Friday, February 3, 2017

Filling In Some of the Gaps in the Cholera Story

Since posting my cholera story, I have gotten a TON of feedback, input, and information from a variety of sources who contacted me. Here are a couple of interesting pieces to the story to fill in the gaps.

  • I didn't know what happened at the creche in my absence. I stated in the comment section under Cholera Day 2 that I didn't think these kids would have gotten sick if they had stayed at the creche. This was my best attempt at making sense of the situation, but it turns out that may not be an accurate interpretation. 
  • One of the missionaries just told me that the babies who were sent with me were the ones who were more healthy or had more "chub" who the creche considered to be the least likely to come down with cholera.
  • 7 babies from the creche got cholera and were moved to Club Indigo, where an American named Jessica (who happened to be visiting) took over their care, ensuring that they were given proper treatment, checking on them every hour, and pretty much working to the point of exhaustion to ensure that they all recovered.
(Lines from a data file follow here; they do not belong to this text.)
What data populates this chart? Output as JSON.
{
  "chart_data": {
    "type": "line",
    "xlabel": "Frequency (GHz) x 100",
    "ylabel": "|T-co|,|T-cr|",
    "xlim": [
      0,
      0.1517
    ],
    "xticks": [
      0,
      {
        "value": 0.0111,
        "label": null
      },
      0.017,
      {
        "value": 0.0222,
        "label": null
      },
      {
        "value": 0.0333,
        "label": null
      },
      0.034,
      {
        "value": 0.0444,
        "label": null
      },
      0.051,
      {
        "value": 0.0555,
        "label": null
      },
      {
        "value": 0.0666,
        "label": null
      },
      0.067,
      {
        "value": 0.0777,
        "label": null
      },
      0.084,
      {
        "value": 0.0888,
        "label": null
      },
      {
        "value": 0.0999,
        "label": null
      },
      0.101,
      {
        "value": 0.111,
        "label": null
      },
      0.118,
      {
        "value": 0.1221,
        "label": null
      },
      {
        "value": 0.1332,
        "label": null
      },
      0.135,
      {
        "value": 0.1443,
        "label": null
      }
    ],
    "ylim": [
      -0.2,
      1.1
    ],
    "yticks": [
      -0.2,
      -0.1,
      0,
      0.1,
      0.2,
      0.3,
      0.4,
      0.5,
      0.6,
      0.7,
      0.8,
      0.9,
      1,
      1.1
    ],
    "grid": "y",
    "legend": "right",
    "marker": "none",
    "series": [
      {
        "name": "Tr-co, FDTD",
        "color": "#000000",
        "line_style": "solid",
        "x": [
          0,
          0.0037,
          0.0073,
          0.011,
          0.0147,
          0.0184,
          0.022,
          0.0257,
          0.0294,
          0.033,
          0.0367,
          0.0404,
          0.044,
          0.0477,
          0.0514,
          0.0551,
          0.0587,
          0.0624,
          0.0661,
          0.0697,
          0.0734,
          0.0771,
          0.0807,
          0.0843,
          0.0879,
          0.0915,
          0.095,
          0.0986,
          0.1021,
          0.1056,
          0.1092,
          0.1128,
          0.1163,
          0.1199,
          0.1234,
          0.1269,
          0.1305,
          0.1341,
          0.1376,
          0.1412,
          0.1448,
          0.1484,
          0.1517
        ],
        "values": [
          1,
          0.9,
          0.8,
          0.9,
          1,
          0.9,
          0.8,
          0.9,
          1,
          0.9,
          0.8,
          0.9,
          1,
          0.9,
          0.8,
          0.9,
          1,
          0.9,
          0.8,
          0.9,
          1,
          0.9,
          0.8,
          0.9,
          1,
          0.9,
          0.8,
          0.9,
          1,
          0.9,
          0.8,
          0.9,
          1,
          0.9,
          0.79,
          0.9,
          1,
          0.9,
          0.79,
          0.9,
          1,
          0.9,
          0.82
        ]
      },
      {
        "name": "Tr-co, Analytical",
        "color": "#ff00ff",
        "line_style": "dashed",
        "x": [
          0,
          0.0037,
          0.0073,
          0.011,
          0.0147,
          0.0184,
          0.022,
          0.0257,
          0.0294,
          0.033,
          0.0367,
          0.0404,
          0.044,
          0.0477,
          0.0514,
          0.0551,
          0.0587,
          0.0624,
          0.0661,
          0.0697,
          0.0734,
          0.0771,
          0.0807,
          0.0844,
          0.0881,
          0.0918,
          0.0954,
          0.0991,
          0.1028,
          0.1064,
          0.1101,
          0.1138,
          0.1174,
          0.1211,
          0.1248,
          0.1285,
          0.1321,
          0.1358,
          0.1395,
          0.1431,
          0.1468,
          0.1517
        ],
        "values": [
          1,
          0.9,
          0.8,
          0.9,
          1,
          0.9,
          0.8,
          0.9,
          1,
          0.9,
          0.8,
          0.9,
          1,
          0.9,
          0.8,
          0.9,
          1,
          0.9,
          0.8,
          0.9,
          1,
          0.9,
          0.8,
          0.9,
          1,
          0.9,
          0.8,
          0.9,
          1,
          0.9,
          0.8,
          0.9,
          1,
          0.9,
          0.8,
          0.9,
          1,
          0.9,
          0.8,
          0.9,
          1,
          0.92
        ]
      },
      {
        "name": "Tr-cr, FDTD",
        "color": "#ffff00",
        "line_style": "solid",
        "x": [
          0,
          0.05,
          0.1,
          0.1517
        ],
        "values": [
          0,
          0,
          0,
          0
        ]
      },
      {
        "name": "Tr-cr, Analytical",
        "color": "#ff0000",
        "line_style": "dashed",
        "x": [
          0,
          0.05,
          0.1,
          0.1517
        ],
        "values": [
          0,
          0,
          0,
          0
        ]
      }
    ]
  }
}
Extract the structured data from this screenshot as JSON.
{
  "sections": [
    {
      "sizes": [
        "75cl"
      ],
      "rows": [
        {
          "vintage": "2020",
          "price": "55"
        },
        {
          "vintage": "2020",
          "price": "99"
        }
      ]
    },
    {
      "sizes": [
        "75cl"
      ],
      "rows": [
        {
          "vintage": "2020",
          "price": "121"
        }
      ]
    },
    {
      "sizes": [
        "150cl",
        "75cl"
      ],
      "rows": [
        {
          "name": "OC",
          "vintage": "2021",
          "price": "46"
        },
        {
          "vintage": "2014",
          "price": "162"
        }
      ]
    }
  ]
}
They did. 
  • Club Indigo never authorized these kids to be living at Club, so when they found out about it, it was a big deal that Ryan F had to smooth over with Club officials. Fortunately, he had a great relationship with them and was able to do so. 
  • The Club Indigo situation triggered the need to look for a new site to keep babies, and the organization located and rented a house in Pierre Payen, right off the main Hwy 1 on the south side of the road. All the babies got moved to that house on January 30, leaving the baby house empty at the creche in Montrouis. 
  • On Feb 1, one of the missionary couples, R and S, moved out of Club Indigo and into what was formerly the baby house at the creche, because it was much cheaper for them than living at Club Indigo. (I am purposely not going into detail about what happened to them in the whole Haiti mess, because it is their story to tell, but in my opinion what I watched them walk through was perhaps the most heartbreaking story of all the ones that I witnessed.)